O cerne da questão se encontra na impossibilidade da renovação da fé daqueles que se desviaram do padrão ou caminho certo: “É impossível [...] serem renovados para uma mudança de mentalidade”; para em seguida notar-se claramente a conexão com o vocábulo “caíram” - transmitindo a ideia de uma ação deliberada - “estão crucificando para si mesmos o filho de Deus e o expondo a ignomínia”, pois quando o texto grego axiomaticamente declara: “recrucificam” a Jesus e o expõe à vergonha, está, portanto, apontando para a ideia de alguém que abandonou a fé, e fez-se contrário a Cristo,3 a ponto de tornar-se avesso a sua pessoa e doutrina, de modo similar aos que rejeitaram ao Senhor, o prenderam, aviltaram de todas as formas, inclusive despindo-o publicamente, e por fim o crucificaram (Mt.27.27-31, Lc.23.11 e Jo.19. 2,3).

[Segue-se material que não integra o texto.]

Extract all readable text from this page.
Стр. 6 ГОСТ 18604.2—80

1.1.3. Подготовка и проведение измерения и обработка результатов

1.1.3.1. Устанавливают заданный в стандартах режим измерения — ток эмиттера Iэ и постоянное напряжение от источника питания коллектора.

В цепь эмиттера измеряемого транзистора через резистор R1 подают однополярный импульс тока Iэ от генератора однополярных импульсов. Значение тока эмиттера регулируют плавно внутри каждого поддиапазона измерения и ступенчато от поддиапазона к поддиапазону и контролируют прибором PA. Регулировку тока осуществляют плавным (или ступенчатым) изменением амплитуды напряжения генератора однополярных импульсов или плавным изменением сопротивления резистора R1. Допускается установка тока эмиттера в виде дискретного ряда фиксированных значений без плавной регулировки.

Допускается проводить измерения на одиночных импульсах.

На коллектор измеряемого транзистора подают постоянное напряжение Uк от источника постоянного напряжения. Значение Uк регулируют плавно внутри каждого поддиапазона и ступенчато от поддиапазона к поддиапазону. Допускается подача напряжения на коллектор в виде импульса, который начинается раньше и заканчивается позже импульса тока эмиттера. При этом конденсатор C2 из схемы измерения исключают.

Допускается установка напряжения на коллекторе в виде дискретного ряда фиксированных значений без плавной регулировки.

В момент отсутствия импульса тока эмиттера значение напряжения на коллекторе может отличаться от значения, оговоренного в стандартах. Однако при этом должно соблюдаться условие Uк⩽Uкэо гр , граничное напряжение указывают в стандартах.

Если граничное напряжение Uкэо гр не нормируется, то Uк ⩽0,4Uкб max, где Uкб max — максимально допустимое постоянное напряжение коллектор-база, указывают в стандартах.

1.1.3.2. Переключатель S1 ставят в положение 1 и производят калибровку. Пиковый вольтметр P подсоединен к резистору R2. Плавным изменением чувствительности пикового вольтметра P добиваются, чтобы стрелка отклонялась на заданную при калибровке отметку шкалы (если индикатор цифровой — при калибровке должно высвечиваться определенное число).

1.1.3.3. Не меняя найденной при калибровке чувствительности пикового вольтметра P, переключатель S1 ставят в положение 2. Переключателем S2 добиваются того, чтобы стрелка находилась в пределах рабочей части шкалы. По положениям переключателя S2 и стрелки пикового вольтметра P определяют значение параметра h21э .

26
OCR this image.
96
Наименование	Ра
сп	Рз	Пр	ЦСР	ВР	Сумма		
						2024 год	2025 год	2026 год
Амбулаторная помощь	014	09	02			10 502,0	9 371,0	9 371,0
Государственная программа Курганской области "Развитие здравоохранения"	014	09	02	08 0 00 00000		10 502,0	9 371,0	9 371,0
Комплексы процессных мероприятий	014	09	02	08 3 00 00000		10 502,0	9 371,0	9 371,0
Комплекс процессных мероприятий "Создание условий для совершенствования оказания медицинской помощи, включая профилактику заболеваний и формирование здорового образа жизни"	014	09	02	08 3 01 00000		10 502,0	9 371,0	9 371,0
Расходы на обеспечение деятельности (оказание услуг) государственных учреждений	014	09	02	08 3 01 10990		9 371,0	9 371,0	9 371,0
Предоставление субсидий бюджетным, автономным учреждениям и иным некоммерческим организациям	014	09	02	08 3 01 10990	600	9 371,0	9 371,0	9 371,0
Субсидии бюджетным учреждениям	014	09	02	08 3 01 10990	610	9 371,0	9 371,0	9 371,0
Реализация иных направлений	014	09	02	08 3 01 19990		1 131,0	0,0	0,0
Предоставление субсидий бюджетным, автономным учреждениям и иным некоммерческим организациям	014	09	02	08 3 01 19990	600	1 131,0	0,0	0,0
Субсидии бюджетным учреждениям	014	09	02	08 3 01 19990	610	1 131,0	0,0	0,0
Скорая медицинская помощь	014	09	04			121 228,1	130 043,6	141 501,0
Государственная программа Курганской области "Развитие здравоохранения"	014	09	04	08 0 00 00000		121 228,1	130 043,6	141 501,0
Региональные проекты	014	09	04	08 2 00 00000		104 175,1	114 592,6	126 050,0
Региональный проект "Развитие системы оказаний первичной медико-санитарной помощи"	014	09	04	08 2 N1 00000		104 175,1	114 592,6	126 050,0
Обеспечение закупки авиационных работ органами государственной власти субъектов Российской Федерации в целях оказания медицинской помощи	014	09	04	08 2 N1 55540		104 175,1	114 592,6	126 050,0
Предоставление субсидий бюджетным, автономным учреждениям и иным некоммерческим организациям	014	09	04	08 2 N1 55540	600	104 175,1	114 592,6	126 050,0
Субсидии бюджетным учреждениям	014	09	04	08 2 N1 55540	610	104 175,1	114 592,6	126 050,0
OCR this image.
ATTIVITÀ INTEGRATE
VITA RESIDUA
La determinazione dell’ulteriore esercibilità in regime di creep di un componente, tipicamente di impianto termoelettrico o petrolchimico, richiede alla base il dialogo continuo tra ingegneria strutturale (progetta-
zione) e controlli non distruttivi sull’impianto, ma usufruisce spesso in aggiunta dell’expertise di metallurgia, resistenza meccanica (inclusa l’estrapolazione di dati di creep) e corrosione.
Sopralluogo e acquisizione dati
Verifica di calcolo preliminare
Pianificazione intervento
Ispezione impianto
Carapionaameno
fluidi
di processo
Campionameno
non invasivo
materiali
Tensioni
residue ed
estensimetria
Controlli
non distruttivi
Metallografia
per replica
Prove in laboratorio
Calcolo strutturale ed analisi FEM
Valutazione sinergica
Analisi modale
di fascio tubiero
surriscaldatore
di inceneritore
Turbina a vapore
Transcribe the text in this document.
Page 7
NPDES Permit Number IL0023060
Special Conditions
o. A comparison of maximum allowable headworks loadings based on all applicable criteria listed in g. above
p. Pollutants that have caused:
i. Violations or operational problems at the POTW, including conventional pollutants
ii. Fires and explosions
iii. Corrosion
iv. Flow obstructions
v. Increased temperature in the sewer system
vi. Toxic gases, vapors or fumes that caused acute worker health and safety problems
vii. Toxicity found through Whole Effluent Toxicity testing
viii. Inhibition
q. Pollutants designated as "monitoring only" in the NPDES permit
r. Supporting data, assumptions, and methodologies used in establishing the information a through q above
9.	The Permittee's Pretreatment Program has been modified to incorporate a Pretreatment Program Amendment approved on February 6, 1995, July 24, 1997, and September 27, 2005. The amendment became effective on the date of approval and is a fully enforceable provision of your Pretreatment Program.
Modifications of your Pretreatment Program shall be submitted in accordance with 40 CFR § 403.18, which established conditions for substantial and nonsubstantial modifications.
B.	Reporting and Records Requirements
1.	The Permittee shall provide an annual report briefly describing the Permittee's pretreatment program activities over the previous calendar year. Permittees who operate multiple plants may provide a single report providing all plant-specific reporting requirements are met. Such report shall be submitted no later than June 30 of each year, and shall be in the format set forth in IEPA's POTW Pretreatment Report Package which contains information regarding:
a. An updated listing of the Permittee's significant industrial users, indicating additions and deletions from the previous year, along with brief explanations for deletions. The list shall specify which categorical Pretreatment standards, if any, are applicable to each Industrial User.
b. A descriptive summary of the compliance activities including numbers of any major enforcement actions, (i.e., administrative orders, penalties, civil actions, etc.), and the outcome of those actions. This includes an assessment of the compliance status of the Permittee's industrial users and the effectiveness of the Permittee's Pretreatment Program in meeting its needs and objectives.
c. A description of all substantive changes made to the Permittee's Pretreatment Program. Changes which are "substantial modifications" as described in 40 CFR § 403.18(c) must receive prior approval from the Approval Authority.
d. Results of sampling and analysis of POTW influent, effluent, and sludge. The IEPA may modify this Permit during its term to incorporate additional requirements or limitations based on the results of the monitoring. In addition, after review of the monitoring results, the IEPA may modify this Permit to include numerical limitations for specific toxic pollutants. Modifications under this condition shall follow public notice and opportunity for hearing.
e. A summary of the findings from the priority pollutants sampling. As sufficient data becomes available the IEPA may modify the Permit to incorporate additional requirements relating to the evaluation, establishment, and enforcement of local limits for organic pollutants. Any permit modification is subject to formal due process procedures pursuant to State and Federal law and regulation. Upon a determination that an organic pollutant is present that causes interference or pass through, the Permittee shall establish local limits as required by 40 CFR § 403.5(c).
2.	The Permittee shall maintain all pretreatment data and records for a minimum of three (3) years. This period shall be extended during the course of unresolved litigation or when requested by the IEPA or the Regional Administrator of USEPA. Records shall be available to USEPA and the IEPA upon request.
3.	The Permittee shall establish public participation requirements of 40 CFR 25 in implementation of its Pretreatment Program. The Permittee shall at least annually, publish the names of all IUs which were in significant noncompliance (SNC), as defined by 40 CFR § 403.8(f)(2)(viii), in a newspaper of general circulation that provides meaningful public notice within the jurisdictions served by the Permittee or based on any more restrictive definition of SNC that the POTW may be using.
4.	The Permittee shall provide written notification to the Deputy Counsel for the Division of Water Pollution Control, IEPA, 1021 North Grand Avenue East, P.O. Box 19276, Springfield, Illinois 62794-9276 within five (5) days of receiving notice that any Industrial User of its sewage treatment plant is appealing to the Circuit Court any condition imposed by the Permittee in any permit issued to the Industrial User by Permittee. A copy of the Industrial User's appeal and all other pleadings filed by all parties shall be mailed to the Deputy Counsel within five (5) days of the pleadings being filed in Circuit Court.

Parece muito patente que o propósito do escritor de Hebreus é falar do perigo da apostasia. É pertinente observar que em nenhum momento do texto ele se referiu a alguém que experimentou a salvação e depois a perdeu, e sim aqueles que experimentaram uma iluminação e algumas das benesses divinas e depois apostataram. Outro fator importante é quando está sendo finalizada a perícope, há uma analogia muito esclarecedora no que concerne a mensagem que se deseja transmitir, pois no versículo sete é dito que a terra que, beneficiada pela chuva, responde positivamente com bons frutos, receberá indubitavelmente a bem aventurança da parte de Deus.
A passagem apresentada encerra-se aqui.